Peripheral nerve changes induced by methyl n-butyl ketone and potentiation by methyl ethyl ketone.

A study of the sequential morphological changes in the peripheral nerve induced by experimental inhalation exposure of methyl n-butyl ketone (MBK) revealed that the earliest change was an increase in the number of neurofilaments in the large myelinated nerve fibers. This change occurred prior to axonal swelling or myelin thinning. As the duration of exposure lengthened the number of neurofilaments gradually increased and ultimately produced axonal swelling with secondary thinning of the myelin sheath. This appears to be the pathogenesis of the "giant axonal" neuropathy. Another change observed early in this neuropathy was the presence of inpouchings of the myelin sheath, which also increased in number in parallel to the duration of exposure.
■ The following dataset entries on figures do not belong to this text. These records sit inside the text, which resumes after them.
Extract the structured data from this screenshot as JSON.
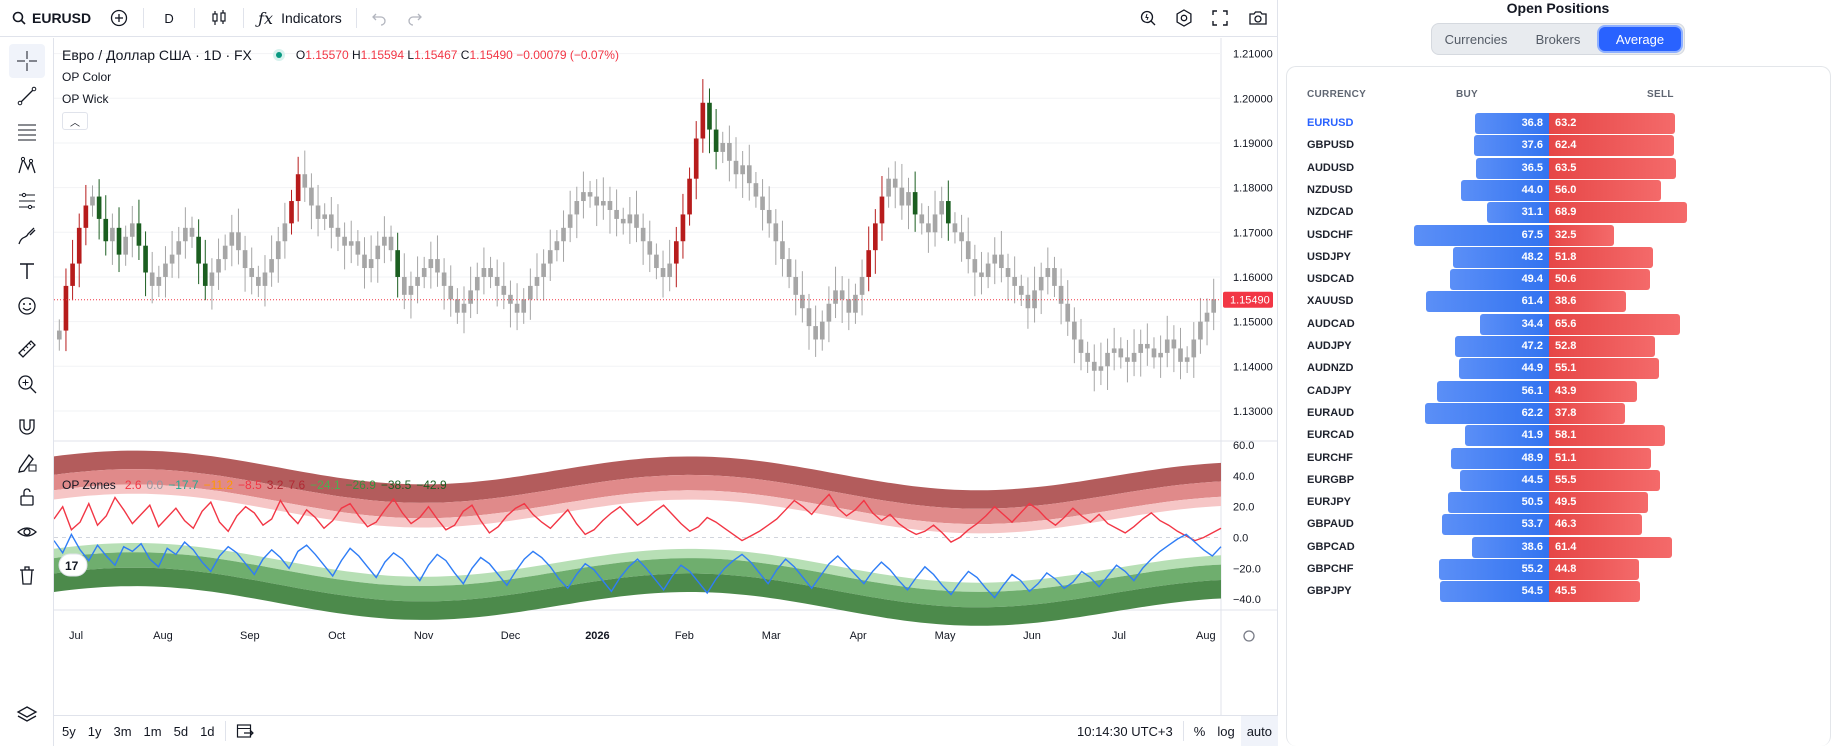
{
  "toolbar": {
    "symbol": "EURUSD",
    "interval": "D",
    "indicators_label": "Indicators"
  },
  "legend": {
    "symbol_name": "Евро / Доллар США · 1D · FX",
    "o_label": "O",
    "o_value": "1.15570",
    "h_label": "H",
    "h_value": "1.15594",
    "l_label": "L",
    "l_value": "1.15467",
    "c_label": "C",
    "c_value": "1.15490",
    "change": "−0.00079 (−0.07%)",
    "indicators": [
      "OP Color",
      "OP Wick"
    ]
  },
  "zones_legend": {
    "name": "OP Zones",
    "values": [
      {
        "text": "2.6",
        "color": "#f23645"
      },
      {
        "text": "0.0",
        "color": "#9598a1"
      },
      {
        "text": "−17.7",
        "color": "#22ab94"
      },
      {
        "text": "−11.2",
        "color": "#ff9800"
      },
      {
        "text": "−8.5",
        "color": "#f23645"
      },
      {
        "text": "3.2",
        "color": "#b22833"
      },
      {
        "text": "7.6",
        "color": "#b22833"
      },
      {
        "text": "−24.1",
        "color": "#4caf50"
      },
      {
        "text": "−26.9",
        "color": "#388e3c"
      },
      {
        "text": "−38.5",
        "color": "#1b5e20"
      },
      {
        "text": "−42.9",
        "color": "#1b5e20"
      }
    ]
  },
  "chart_data": {
    "type": "candlestick",
    "price_axis": [
      "1.21000",
      "1.20000",
      "1.19000",
      "1.18000",
      "1.17000",
      "1.16000",
      "1.15000",
      "1.14000",
      "1.13000"
    ],
    "last_price": "1.15490",
    "time_axis": [
      "Jul",
      "Aug",
      "Sep",
      "Oct",
      "Nov",
      "Dec",
      "2026",
      "Feb",
      "Mar",
      "Apr",
      "May",
      "Jun",
      "Jul",
      "Aug"
    ],
    "closes": [
      1.148,
      1.158,
      1.163,
      1.171,
      1.176,
      1.178,
      1.173,
      1.168,
      1.171,
      1.165,
      1.169,
      1.172,
      1.167,
      1.161,
      1.158,
      1.16,
      1.163,
      1.165,
      1.168,
      1.171,
      1.169,
      1.163,
      1.158,
      1.161,
      1.164,
      1.167,
      1.17,
      1.166,
      1.162,
      1.16,
      1.158,
      1.161,
      1.164,
      1.168,
      1.172,
      1.177,
      1.183,
      1.18,
      1.176,
      1.173,
      1.174,
      1.171,
      1.169,
      1.167,
      1.168,
      1.165,
      1.162,
      1.164,
      1.167,
      1.169,
      1.166,
      1.16,
      1.156,
      1.158,
      1.16,
      1.162,
      1.164,
      1.161,
      1.158,
      1.155,
      1.152,
      1.154,
      1.157,
      1.16,
      1.162,
      1.16,
      1.158,
      1.156,
      1.154,
      1.152,
      1.155,
      1.158,
      1.16,
      1.163,
      1.166,
      1.168,
      1.171,
      1.174,
      1.177,
      1.179,
      1.178,
      1.176,
      1.177,
      1.175,
      1.173,
      1.172,
      1.174,
      1.171,
      1.168,
      1.165,
      1.162,
      1.16,
      1.163,
      1.168,
      1.174,
      1.182,
      1.191,
      1.199,
      1.193,
      1.188,
      1.19,
      1.186,
      1.183,
      1.185,
      1.181,
      1.178,
      1.175,
      1.172,
      1.168,
      1.164,
      1.16,
      1.156,
      1.153,
      1.149,
      1.146,
      1.15,
      1.154,
      1.157,
      1.155,
      1.152,
      1.156,
      1.16,
      1.166,
      1.172,
      1.178,
      1.182,
      1.18,
      1.176,
      1.179,
      1.174,
      1.172,
      1.17,
      1.174,
      1.177,
      1.172,
      1.17,
      1.168,
      1.164,
      1.161,
      1.16,
      1.163,
      1.165,
      1.162,
      1.16,
      1.158,
      1.156,
      1.153,
      1.157,
      1.16,
      1.162,
      1.158,
      1.154,
      1.15,
      1.146,
      1.143,
      1.141,
      1.139,
      1.14,
      1.143,
      1.144,
      1.142,
      1.141,
      1.143,
      1.145,
      1.144,
      1.142,
      1.143,
      1.146,
      1.144,
      1.141,
      1.142,
      1.146,
      1.15,
      1.152,
      1.155
    ],
    "oscillator_axis": [
      "60.0",
      "40.0",
      "20.0",
      "0.0",
      "−20.0",
      "−40.0"
    ],
    "red_line": [
      12,
      20,
      5,
      10,
      22,
      8,
      14,
      26,
      18,
      9,
      15,
      21,
      7,
      13,
      19,
      11,
      6,
      17,
      23,
      10,
      4,
      14,
      20,
      16,
      8,
      12,
      24,
      15,
      9,
      18,
      13,
      6,
      11,
      19,
      22,
      14,
      7,
      10,
      18,
      25,
      16,
      9,
      13,
      20,
      12,
      5,
      8,
      17,
      21,
      11,
      3,
      7,
      14,
      19,
      22,
      15,
      10,
      6,
      12,
      18,
      9,
      2,
      5,
      11,
      16,
      20,
      14,
      8,
      12,
      17,
      21,
      15,
      9,
      4,
      7,
      13,
      10,
      6,
      2,
      -2,
      1,
      4,
      8,
      12,
      18,
      24,
      20,
      15,
      22,
      28,
      19,
      14,
      18,
      24,
      16,
      11,
      15,
      9,
      5,
      2,
      4,
      8,
      3,
      -3,
      0,
      5,
      9,
      14,
      20,
      15,
      10,
      16,
      22,
      18,
      12,
      8,
      13,
      19,
      14,
      10,
      15,
      9,
      6,
      3,
      7,
      12,
      16,
      11,
      8,
      4,
      1,
      -2,
      0,
      3,
      6
    ],
    "blue_line": [
      -2,
      -10,
      2,
      -8,
      -15,
      -5,
      -12,
      -18,
      -6,
      -9,
      -4,
      -14,
      -19,
      -7,
      -11,
      -3,
      -8,
      -16,
      -22,
      -12,
      -6,
      -10,
      -17,
      -24,
      -14,
      -8,
      -13,
      -20,
      -9,
      -5,
      -11,
      -18,
      -25,
      -15,
      -7,
      -12,
      -19,
      -26,
      -16,
      -10,
      -14,
      -21,
      -28,
      -18,
      -11,
      -15,
      -23,
      -30,
      -20,
      -13,
      -17,
      -24,
      -31,
      -22,
      -14,
      -9,
      -13,
      -19,
      -27,
      -33,
      -24,
      -17,
      -21,
      -28,
      -35,
      -26,
      -19,
      -14,
      -20,
      -27,
      -34,
      -25,
      -18,
      -22,
      -29,
      -36,
      -27,
      -20,
      -15,
      -11,
      -16,
      -23,
      -30,
      -21,
      -14,
      -19,
      -26,
      -33,
      -25,
      -17,
      -12,
      -18,
      -24,
      -30,
      -22,
      -16,
      -21,
      -28,
      -34,
      -26,
      -19,
      -24,
      -31,
      -37,
      -29,
      -22,
      -26,
      -33,
      -39,
      -31,
      -24,
      -28,
      -35,
      -30,
      -23,
      -27,
      -33,
      -29,
      -22,
      -26,
      -32,
      -25,
      -18,
      -22,
      -28,
      -20,
      -14,
      -9,
      -5,
      -1,
      2,
      -3,
      -8,
      -12,
      -6
    ]
  },
  "bottom_toolbar": {
    "ranges": [
      "5y",
      "1y",
      "3m",
      "1m",
      "5d",
      "1d"
    ],
    "clock": "10:14:30 UTC+3",
    "percent": "%",
    "log": "log",
    "auto": "auto"
  },
  "positions": {
    "title": "Open Positions",
    "tabs": [
      "Currencies",
      "Brokers",
      "Average"
    ],
    "active_tab": "Average",
    "headers": {
      "currency": "CURRENCY",
      "buy": "BUY",
      "sell": "SELL"
    },
    "colors": {
      "buy": "#3273f0",
      "sell": "#f05252"
    },
    "rows": [
      {
        "name": "EURUSD",
        "buy": "36.8",
        "sell": "63.2"
      },
      {
        "name": "GBPUSD",
        "buy": "37.6",
        "sell": "62.4"
      },
      {
        "name": "AUDUSD",
        "buy": "36.5",
        "sell": "63.5"
      },
      {
        "name": "NZDUSD",
        "buy": "44.0",
        "sell": "56.0"
      },
      {
        "name": "NZDCAD",
        "buy": "31.1",
        "sell": "68.9"
      },
      {
        "name": "USDCHF",
        "buy": "67.5",
        "sell": "32.5"
      },
      {
        "name": "USDJPY",
        "buy": "48.2",
        "sell": "51.8"
      },
      {
        "name": "USDCAD",
        "buy": "49.4",
        "sell": "50.6"
      },
      {
        "name": "XAUUSD",
        "buy": "61.4",
        "sell": "38.6"
      },
      {
        "name": "AUDCAD",
        "buy": "34.4",
        "sell": "65.6"
      },
      {
        "name": "AUDJPY",
        "buy": "47.2",
        "sell": "52.8"
      },
      {
        "name": "AUDNZD",
        "buy": "44.9",
        "sell": "55.1"
      },
      {
        "name": "CADJPY",
        "buy": "56.1",
        "sell": "43.9"
      },
      {
        "name": "EURAUD",
        "buy": "62.2",
        "sell": "37.8"
      },
      {
        "name": "EURCAD",
        "buy": "41.9",
        "sell": "58.1"
      },
      {
        "name": "EURCHF",
        "buy": "48.9",
        "sell": "51.1"
      },
      {
        "name": "EURGBP",
        "buy": "44.5",
        "sell": "55.5"
      },
      {
        "name": "EURJPY",
        "buy": "50.5",
        "sell": "49.5"
      },
      {
        "name": "GBPAUD",
        "buy": "53.7",
        "sell": "46.3"
      },
      {
        "name": "GBPCAD",
        "buy": "38.6",
        "sell": "61.4"
      },
      {
        "name": "GBPCHF",
        "buy": "55.2",
        "sell": "44.8"
      },
      {
        "name": "GBPJPY",
        "buy": "54.5",
        "sell": "45.5"
      }
    ]
  },
  "icons": {
    "left_toolbar": [
      "crosshair-icon",
      "trend-line-icon",
      "fib-icon",
      "pattern-icon",
      "prediction-icon",
      "brush-icon",
      "text-icon",
      "emoji-icon",
      "ruler-icon",
      "zoom-in-icon",
      "magnet-icon",
      "lock-drawings-icon",
      "unlock-icon",
      "eye-icon",
      "trash-icon"
    ]
  }
}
A careful study of the sequential changes in the entire motor unit did not show a predilection for early morphological changes at the axon terminal. Abnormalities at the neuromuscular junction occurred only after a full spectrum of changes were seen in the main nerve trunk, nerve roots and intramuscular nerves. An important observation was the marked potentiation of peripheral neurotoxicity observed when animals were exposed to MBK in combination with methyl ethyl ketone (MEK) at a ratio of 1:5, MBK:MEK. The latter solvent showed no neurotoxic effect alone. This might help explain a recent outbreak of a polyneuropathy affecting many workers. One further observation was that the sural nerve of a patient with prolonged exposure to MBK showed changes similar to those induced experimentally.